I am still looking for a fix to this, does anyone have one? I have just updated to the latest version and there still seems to be no way to properly separate those tweets out.
[..] it appears quote_id, reply_id, and retweet_id are all 0 so I am not sure how to separate this one out.
Not sure, but if this is what gets returned by Twitter..
PS D:\> gallery-dl --ignore-config -K 'https://twitter.com/BarackObama/status/1408818108224131074' --option '"quoted"=true' | sls "tweet|quote|reply" -NoEmphasis -Context 0,1
> quote_count
439
> quote_id
0
> reply_count
268
> reply_id
0
> retweet_count
792
> retweet_id
0
> tweet
> tweet_id
1408510014847959053
> quote_count
439
> quote_id
0
> reply_count
268
> reply_id
0
> retweet_count
792
> retweet_id
0
> tweet
> tweet_id
1408510014847959053
PS D:\>
This tweet seems a bit strange.. If I don't use -o '"quoted"=true'
gallery-dl skips this tweet with default settings ("skipping quoted tweet")..
So, something is a bit off here, I guess. I blame Twitter.
I mean it is a quoted tweet right? So then why is quote_id 0? I really would like to separate these out through gallery-dl
As it turns out, quote_id
is the ID of the quoted Tweet and is only nonzero for Tweets that contain a quote, not for the Tweet being quoted. It is the exact opposite of how retweets behave and I have no idea why I implemented it like that back when.
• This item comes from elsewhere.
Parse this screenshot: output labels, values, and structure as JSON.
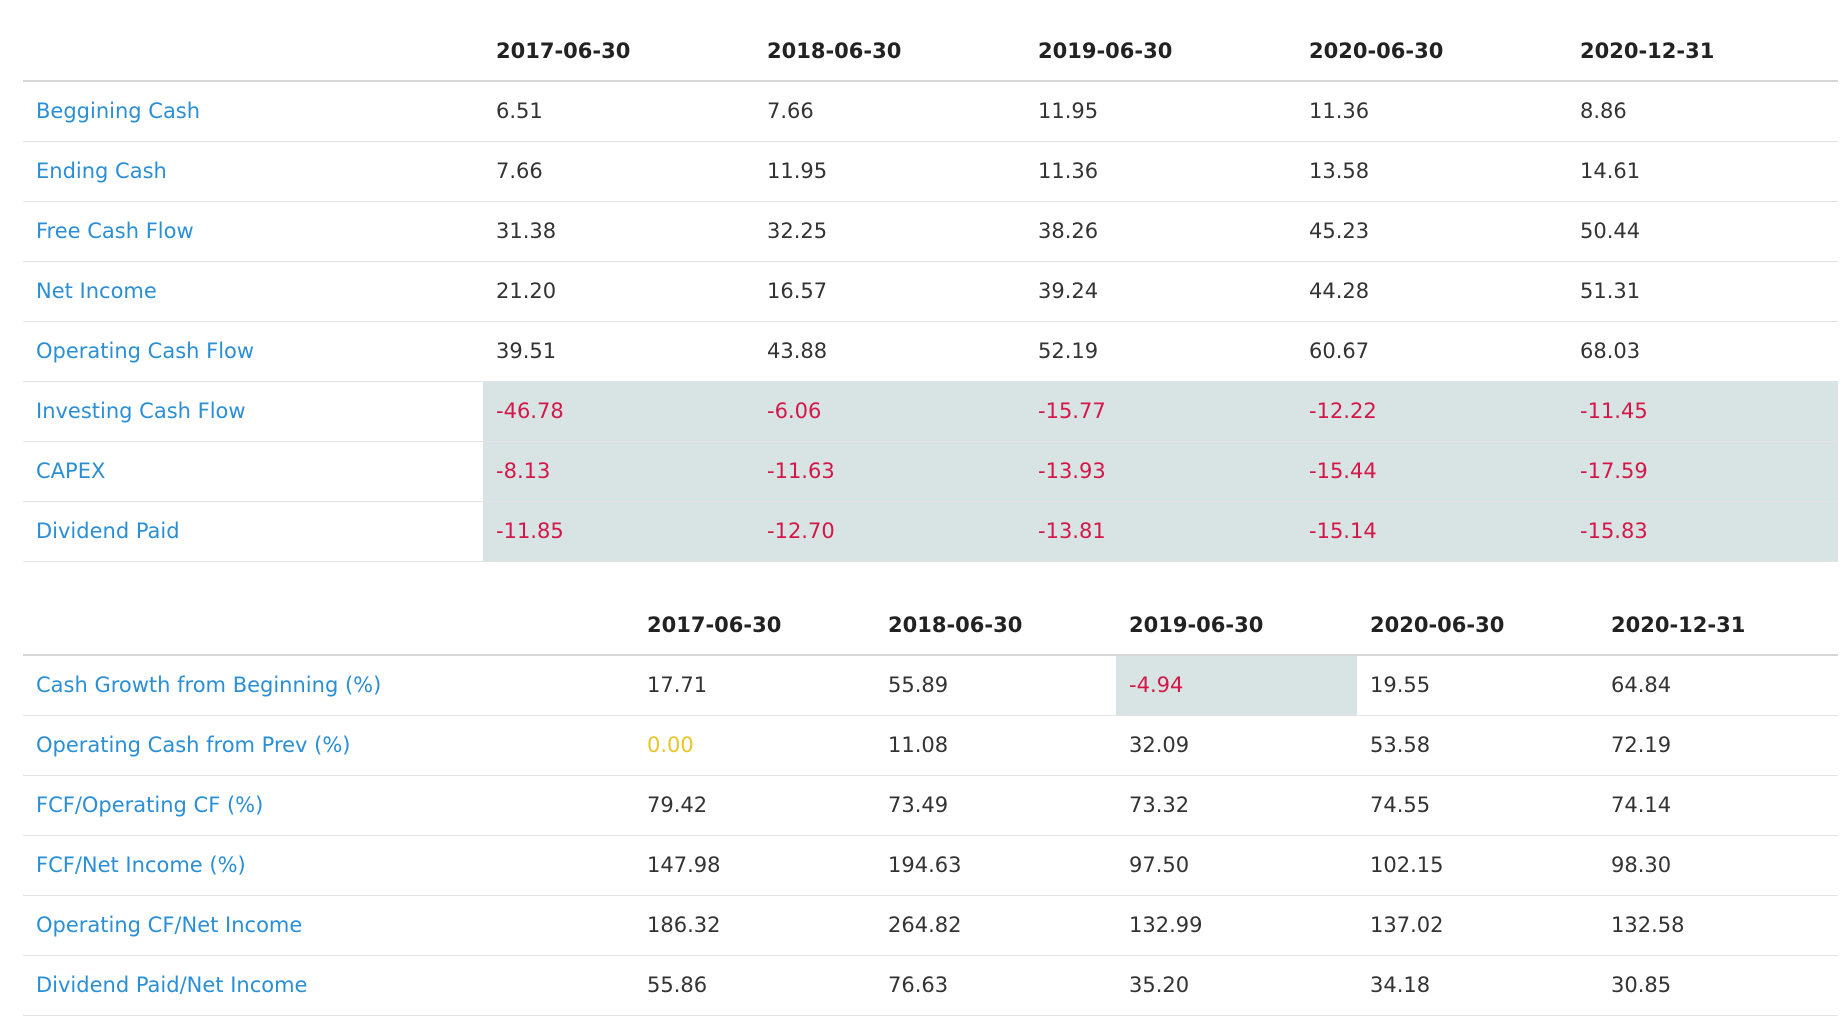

Instead of checking for quote_id
, you could compare user
and author
and classify it as a quote when both are different.
"directory": {
"retweet_id" : ["{category}", folder, "archive", "retweets"],
"user != author": ["{category}", folder, "archive", "quotes"],
"" : ["{category}", folder, "archive"],
}
use "locals().get('quote_by')"